Dunque il Jazzit Fest è un fenomeno culturale di cui chi fa parte di questa comunità, a qualsiasi titolo, non può non tenere conto. Magari anche prendendone le distanze, ma non prima di averlo conosciuto.
Mi occupo di musica: su quella sono abbastanza ferrata da poter dire che esserci è importante. Ed è per questo che penso anche che questa manifestazione si debba leggere JazzitFest ma pronunciare EXPO DEL JAZZ, con i suoi stand, con conferenze, incontri, alleanze e conoscenze, esattamente come ci sono importanti fiere tra operatori di settore specializzati. In più c'è un clima festoso e amichevole e pulsante.
Tanta gente ha partecipato all' organizzazione a titolo volontario. I musicisti sono stati ospitati e si sono fatti conoscere. Se c'è qualcosa di perfettibile, l' anno prossimo verrà certamente perfezionata, perché è tutto in continuo divenire.

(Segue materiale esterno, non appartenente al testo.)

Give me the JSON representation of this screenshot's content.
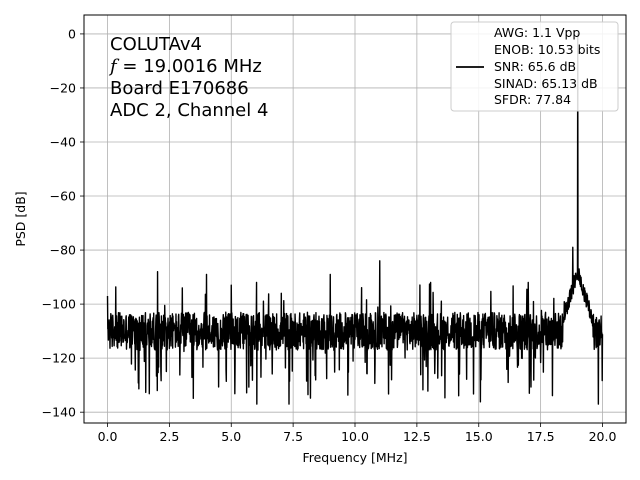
{
  "chart_data": {
    "type": "line",
    "xlabel": "Frequency [MHz]",
    "ylabel": "PSD [dB]",
    "xlim": [
      -0.95,
      20.95
    ],
    "ylim": [
      -144,
      7
    ],
    "xticks": [
      0.0,
      2.5,
      5.0,
      7.5,
      10.0,
      12.5,
      15.0,
      17.5,
      20.0
    ],
    "xtick_labels": [
      "0.0",
      "2.5",
      "5.0",
      "7.5",
      "10.0",
      "12.5",
      "15.0",
      "17.5",
      "20.0"
    ],
    "yticks": [
      0,
      -20,
      -40,
      -60,
      -80,
      -100,
      -120,
      -140
    ],
    "ytick_labels": [
      "0",
      "−20",
      "−40",
      "−60",
      "−80",
      "−100",
      "−120",
      "−140"
    ],
    "grid": true,
    "annotation_lines": [
      "COLUTAv4",
      "f = 19.0016 MHz",
      "Board E170686",
      "ADC 2, Channel 4"
    ],
    "legend": {
      "position": "top-right",
      "entries": [
        "AWG: 1.1 Vpp",
        "ENOB: 10.53 bits",
        "SNR: 65.6 dB",
        "SINAD: 65.13 dB",
        "SFDR: 77.84"
      ]
    },
    "series": [
      {
        "color": "#000000",
        "noise_floor_db": -110,
        "noise_range_db": [
          -137,
          -87
        ],
        "x_range": [
          0.0,
          20.0
        ],
        "peaks": [
          {
            "x": 0.0,
            "y": -97
          },
          {
            "x": 2.02,
            "y": -88
          },
          {
            "x": 3.02,
            "y": -94
          },
          {
            "x": 4.0,
            "y": -89
          },
          {
            "x": 5.0,
            "y": -93
          },
          {
            "x": 6.02,
            "y": -92
          },
          {
            "x": 7.02,
            "y": -96
          },
          {
            "x": 9.0,
            "y": -89
          },
          {
            "x": 11.0,
            "y": -84
          },
          {
            "x": 13.05,
            "y": -92
          },
          {
            "x": 17.0,
            "y": -92
          },
          {
            "x": 18.8,
            "y": -79
          },
          {
            "x": 19.0,
            "y": 0
          }
        ]
      }
    ]
  }
}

L' anno prossimo chi non c'è stato ci faccia un salto, anche non da artista ma da "guest", per dare un' occhiata : magari l' idea potrà non piacere, magari non la troverà condivisibile, magari troverà che ci sia un modo migliore per renderla più fluida.  E in quel caso potrà argomentare il lecito e anzi auspicabile eventuale dissenso (qualsiasi cosa è opinabile, se la si è prima analizzata bene tastandola con mano). E credo che Luciano Vanni ci rifletterà di sicuro. Ma intanto il progetto di Jazzit non è più un progetto bensì una realtà di cui sembra difficile si possa fare a meno d' ora in avanti.